Le scosse di terremoto che hanno colpito Avellino e il suo Hinterland in questi ultimi due giorni, per fortuna in maniera lieve, sollecitano preoccupazioni e domande: “Siamo al sicuro? Dove andare quando dopo una scossa improvvisa si scende di casa per la paura di una seconda scossa? Esiste un piano di emergenza e di protezione civile da far conoscere ai cittadini?”. Domande a cui cerca di rispondere l’avvocato Massimo Passaro, portavoce de “I Cittadini in Movimento”:
“Ieri è stata una giornata bellissima: un sole alto, un caldo quasi estivo. Eppure, come quarantacinque anni fa – con un mese di anticipo – la Terra ad Avellino ha tremato di nuovo. Molti di noi ricordano ancora quel terribile 23 novembre 1980: le scosse, la devastazione, la disperazione dell’Irpinia. Ricordiamo l’arrivo del Ministro dell’Interno e del Presidente della Repubblica, Sandro Pertini, venuto non per una giornata di festa, ma per condividere il dolore di un popolo ferito e distrutto”.
“A distanza di quarantacinque anni, mi chiedo che cosa abbia fatto oggi la politica. Senza voler essere polemico, ma con fermezza, bisogna ammettere che se la scossa di ieri fosse stata più lunga e più forte, Avellino e l’Irpinia sarebbero tornate indietro di 45 anni: con danni incalcolabili e, forse, con vite spezzate”.
“Un’amministrazione seria dovrebbe predisporre piani di sicurezza, piani di evacuazione e punti di raccolta in caso di emergenza sismica. Avellino e l’intera Irpinia sono territori ad alta intensità sismica, costantemente monitorati dai nostri osservatori. Eppure, l’ultimo piano di evacuazione risale all’epoca del sindaco Di Nunno. Da allora, i suoi successori hanno preferito acquistare arredi inutili o organizzare feste, come se fossero direttori artistici più che amministratori. Nessuno ha guardato davvero al futuro della città, nessuno ha pensato a tutelare la sicurezza dei cittadini”.

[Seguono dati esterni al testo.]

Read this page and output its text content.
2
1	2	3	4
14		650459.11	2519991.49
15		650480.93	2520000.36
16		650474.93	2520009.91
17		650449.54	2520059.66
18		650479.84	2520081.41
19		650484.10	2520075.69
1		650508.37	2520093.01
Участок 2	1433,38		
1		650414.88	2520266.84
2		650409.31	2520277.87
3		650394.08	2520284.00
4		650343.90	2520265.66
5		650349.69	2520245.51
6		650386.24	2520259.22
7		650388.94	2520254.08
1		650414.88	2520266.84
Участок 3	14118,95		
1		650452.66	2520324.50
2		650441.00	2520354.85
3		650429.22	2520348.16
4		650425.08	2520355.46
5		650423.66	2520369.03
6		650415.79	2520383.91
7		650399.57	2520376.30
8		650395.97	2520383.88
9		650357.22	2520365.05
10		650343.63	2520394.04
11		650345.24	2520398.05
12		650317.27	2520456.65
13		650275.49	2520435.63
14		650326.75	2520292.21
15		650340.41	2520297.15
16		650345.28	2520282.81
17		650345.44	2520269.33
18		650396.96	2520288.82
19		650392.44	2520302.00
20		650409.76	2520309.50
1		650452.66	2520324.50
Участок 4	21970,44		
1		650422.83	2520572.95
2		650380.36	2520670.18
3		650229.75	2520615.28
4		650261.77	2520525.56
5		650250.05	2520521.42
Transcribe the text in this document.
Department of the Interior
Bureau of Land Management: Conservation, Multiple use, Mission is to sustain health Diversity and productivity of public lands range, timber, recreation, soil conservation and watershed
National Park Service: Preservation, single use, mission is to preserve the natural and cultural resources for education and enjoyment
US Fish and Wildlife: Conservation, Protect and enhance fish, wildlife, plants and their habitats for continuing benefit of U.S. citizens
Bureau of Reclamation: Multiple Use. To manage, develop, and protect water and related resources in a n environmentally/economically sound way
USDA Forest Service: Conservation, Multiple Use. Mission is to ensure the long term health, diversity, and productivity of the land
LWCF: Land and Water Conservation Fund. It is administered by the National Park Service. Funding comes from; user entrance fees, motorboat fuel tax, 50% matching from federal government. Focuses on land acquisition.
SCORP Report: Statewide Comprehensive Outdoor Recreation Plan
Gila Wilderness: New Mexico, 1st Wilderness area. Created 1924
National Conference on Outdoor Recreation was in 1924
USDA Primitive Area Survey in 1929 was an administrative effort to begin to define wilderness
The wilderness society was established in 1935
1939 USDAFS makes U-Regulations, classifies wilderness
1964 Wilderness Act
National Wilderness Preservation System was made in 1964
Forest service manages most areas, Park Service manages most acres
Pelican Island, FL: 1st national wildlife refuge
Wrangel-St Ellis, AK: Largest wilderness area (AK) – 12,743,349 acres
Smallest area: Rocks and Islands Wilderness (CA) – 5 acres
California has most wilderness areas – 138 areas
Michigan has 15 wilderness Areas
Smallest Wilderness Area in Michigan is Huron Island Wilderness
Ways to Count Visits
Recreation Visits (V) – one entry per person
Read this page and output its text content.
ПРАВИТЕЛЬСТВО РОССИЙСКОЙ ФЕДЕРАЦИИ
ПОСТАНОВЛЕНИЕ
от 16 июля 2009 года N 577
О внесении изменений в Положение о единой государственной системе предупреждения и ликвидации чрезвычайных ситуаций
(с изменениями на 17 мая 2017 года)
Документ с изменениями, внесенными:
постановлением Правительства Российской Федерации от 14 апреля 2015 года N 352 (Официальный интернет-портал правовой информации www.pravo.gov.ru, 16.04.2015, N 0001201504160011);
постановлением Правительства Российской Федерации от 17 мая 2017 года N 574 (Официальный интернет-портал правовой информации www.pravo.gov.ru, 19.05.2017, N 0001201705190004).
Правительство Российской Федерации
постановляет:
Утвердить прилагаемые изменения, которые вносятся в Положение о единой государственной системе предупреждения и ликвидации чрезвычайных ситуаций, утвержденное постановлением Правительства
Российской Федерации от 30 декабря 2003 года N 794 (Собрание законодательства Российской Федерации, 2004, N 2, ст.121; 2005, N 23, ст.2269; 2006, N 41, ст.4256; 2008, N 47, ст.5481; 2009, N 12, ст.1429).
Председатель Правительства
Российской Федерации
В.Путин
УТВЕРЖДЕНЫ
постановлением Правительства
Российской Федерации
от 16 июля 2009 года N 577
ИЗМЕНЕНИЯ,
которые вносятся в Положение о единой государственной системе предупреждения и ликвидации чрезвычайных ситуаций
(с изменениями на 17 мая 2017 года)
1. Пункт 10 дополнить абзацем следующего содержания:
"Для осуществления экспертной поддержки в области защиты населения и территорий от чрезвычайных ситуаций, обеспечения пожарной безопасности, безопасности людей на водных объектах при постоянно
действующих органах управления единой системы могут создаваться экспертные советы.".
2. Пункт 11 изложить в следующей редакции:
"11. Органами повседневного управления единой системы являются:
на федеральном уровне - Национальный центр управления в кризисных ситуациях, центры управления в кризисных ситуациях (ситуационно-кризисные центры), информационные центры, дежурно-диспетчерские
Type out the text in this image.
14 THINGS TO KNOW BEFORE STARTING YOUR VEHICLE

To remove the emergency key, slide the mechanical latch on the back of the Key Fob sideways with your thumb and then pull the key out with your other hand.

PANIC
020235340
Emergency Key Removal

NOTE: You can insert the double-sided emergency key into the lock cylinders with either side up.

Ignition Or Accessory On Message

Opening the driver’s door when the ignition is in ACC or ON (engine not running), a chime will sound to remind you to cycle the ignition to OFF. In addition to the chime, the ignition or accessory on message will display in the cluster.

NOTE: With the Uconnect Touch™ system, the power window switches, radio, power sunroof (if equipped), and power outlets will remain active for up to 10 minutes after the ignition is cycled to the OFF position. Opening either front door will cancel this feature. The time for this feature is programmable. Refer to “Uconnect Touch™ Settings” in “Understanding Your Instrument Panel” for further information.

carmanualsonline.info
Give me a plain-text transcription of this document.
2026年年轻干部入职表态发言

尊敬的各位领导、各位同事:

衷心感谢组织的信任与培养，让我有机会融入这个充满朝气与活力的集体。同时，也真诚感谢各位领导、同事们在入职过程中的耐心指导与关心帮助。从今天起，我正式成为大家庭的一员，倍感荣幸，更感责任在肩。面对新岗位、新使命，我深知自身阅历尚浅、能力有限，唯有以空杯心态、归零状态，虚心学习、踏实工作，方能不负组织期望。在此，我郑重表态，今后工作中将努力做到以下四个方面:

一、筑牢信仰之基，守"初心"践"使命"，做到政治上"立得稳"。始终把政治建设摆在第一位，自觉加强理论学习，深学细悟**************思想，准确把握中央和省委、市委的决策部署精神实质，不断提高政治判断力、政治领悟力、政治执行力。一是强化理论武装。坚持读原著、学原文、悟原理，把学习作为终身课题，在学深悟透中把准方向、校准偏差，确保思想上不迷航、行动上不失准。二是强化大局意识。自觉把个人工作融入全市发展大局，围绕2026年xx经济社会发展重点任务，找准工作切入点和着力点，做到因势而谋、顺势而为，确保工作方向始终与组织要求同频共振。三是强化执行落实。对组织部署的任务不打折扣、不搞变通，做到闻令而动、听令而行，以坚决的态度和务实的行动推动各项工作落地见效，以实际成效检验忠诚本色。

“Ho sempre sostenuto che quando si elegge un sindaco bisognerebbe scegliere una persona con una visione, con un’idea chiara di cosa debba diventare la città. Invece, ad Avellino ogni amministrazione sembra limitarsi a gestire l’esistente, senza un programma, senza conoscere i problemi strutturali e nevralgici del territorio”.
“In questi giorni, grazie ai ragazzi e al loro contatto tramite TikTok, sto visitando le scuole della città – comunali e provinciali – e trovo ovunque edifici vecchi, obsoleti, dove gli studenti sono letteralmente ammassati come in pollai. Si tratta di strutture costruite oltre cinquant’anni fa, non adeguate, non sicure”.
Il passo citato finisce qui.